Un suspiro de alivio escapó de sus labios. Una vez que el baño estuvo listo, se desnudó y se sumergió en el acogedor abrazo del agua. Ricky se sentó junto a la bañera, empuñando una toalla húmeda, frotándole los hombros y el cuello con fervor.
Pero, al concentrarse en un punto, la presión se convirtió en dolor, que floreció bajo su tacto. Su piel se enrojeció delicadamente.
«Me estás haciendo daño», protestó ella, tratando de apartarse, pero él la agarró de la muñeca y la atrajo hacia él.
Su rostro era una máscara de determinación mientras continuaba, y ella temió que pudiera arrancarle la piel.
—¡Ricky! ¡Me estás haciendo daño! —gritó ella, con la ira resonando en su voz como un trueno.

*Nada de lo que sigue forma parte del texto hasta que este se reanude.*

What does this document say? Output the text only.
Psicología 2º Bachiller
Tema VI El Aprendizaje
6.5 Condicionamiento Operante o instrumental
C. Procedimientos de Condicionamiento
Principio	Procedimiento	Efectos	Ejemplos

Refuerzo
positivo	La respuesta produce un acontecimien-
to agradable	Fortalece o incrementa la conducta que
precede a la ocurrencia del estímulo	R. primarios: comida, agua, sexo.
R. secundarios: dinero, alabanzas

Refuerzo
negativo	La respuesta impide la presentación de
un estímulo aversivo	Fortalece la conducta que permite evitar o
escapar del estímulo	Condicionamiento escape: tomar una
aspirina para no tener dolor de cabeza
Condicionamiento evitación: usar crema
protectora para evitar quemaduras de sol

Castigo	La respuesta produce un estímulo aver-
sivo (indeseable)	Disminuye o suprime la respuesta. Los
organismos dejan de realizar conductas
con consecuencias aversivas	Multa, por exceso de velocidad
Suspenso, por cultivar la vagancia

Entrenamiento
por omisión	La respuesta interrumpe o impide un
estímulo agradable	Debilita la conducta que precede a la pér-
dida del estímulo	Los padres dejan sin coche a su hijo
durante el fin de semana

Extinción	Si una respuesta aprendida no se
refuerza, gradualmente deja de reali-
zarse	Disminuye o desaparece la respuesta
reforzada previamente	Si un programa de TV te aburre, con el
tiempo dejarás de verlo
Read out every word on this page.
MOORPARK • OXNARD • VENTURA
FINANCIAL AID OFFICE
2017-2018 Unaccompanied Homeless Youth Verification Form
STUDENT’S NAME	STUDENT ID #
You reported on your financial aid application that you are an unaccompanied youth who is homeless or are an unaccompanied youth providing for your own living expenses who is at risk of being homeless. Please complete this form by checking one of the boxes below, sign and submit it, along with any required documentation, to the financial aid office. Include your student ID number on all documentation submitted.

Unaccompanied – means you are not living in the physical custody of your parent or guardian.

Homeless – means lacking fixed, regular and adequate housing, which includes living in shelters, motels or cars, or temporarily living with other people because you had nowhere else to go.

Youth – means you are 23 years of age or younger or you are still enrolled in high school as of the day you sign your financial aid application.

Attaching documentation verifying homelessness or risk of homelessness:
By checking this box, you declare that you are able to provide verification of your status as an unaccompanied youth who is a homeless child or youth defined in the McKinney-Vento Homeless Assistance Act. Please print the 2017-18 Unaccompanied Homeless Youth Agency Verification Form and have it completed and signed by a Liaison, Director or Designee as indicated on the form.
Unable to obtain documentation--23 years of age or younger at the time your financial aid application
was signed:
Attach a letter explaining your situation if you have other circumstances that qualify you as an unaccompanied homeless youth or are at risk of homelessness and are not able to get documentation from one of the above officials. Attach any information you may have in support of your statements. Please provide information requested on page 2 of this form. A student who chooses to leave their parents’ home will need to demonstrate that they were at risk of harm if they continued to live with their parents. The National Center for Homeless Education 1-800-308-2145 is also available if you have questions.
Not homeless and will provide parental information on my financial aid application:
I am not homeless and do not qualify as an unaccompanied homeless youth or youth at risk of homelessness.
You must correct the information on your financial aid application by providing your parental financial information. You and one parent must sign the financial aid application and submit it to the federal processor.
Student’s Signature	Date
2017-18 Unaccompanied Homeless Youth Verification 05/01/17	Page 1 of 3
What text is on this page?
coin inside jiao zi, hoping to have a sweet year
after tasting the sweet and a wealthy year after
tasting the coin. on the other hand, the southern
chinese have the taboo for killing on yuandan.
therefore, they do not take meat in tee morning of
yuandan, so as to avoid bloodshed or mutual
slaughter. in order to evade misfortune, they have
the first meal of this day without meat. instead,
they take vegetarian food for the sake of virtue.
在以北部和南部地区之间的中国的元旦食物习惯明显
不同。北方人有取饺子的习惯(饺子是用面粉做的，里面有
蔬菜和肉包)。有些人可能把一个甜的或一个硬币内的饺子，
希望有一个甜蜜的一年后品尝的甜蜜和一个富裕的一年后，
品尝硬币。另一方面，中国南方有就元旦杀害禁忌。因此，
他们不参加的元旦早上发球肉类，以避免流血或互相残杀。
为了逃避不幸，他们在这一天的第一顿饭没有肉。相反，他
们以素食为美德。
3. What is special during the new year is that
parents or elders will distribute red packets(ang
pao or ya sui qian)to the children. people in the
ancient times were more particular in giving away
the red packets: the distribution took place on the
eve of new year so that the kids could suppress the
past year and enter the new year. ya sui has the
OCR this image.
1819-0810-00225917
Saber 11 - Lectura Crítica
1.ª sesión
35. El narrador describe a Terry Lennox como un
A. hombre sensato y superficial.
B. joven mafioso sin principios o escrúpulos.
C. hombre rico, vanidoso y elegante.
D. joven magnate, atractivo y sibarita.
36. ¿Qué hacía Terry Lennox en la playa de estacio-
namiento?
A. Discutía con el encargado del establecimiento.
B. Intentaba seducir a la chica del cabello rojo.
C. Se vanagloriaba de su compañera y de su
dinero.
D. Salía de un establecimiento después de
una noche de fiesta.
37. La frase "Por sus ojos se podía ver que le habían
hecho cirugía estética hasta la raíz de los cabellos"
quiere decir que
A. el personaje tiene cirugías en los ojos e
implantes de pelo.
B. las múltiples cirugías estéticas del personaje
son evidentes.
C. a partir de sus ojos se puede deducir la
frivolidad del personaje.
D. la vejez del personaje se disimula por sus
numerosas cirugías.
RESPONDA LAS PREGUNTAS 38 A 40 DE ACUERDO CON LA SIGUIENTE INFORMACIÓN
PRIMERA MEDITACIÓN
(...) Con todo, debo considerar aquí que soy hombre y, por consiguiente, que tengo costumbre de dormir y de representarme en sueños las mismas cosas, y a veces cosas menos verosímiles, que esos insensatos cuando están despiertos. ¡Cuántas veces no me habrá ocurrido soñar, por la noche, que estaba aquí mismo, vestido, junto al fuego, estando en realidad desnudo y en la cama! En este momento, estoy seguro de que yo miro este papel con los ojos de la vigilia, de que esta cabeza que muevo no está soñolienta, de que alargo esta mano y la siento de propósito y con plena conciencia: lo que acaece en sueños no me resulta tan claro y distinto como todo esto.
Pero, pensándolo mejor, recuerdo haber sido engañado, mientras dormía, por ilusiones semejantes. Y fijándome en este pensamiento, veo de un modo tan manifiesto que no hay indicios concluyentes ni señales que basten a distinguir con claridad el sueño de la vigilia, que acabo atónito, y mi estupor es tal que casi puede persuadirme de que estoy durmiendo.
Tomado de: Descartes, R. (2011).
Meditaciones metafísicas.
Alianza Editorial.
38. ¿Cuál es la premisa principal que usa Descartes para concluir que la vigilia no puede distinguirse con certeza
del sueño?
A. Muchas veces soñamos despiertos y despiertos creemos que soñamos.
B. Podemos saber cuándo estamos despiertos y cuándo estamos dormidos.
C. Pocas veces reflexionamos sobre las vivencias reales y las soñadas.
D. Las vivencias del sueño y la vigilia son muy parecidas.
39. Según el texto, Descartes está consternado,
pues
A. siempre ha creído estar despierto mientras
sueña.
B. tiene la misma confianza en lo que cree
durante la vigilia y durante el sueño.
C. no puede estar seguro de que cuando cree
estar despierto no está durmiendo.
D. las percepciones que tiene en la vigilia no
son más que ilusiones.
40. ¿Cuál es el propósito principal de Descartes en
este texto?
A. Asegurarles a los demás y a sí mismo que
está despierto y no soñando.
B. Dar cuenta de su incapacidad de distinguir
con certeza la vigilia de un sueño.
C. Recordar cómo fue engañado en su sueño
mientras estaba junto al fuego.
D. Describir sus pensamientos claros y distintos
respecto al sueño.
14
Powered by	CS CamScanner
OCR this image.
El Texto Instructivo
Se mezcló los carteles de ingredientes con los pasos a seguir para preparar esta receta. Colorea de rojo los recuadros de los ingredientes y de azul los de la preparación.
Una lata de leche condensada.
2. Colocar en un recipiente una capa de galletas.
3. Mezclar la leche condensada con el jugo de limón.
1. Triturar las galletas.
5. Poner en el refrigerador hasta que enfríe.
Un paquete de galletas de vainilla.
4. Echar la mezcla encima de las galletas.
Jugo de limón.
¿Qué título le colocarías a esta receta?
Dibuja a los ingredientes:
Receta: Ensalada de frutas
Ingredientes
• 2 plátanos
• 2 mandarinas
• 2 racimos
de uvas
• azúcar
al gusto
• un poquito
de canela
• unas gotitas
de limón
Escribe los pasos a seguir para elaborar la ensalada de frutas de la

Ricky se detuvo bruscamente, y su mirada se posó en la marca roja y el moratón que estropeaban el cuello de ella. Sus ojos inyectados en sangre se encendieron de furia.
En una repentina tormenta de emociones, tiró la toalla a un lado, la agarró por la nuca y capturó sus labios con los suyos. Una sacudida aguda atravesó a Emma, y el sabor a hierro inundó su boca. La estaba mordiendo, ferozmente.
Ella lo empujó, con sangre goteando por la comisura de sus labios.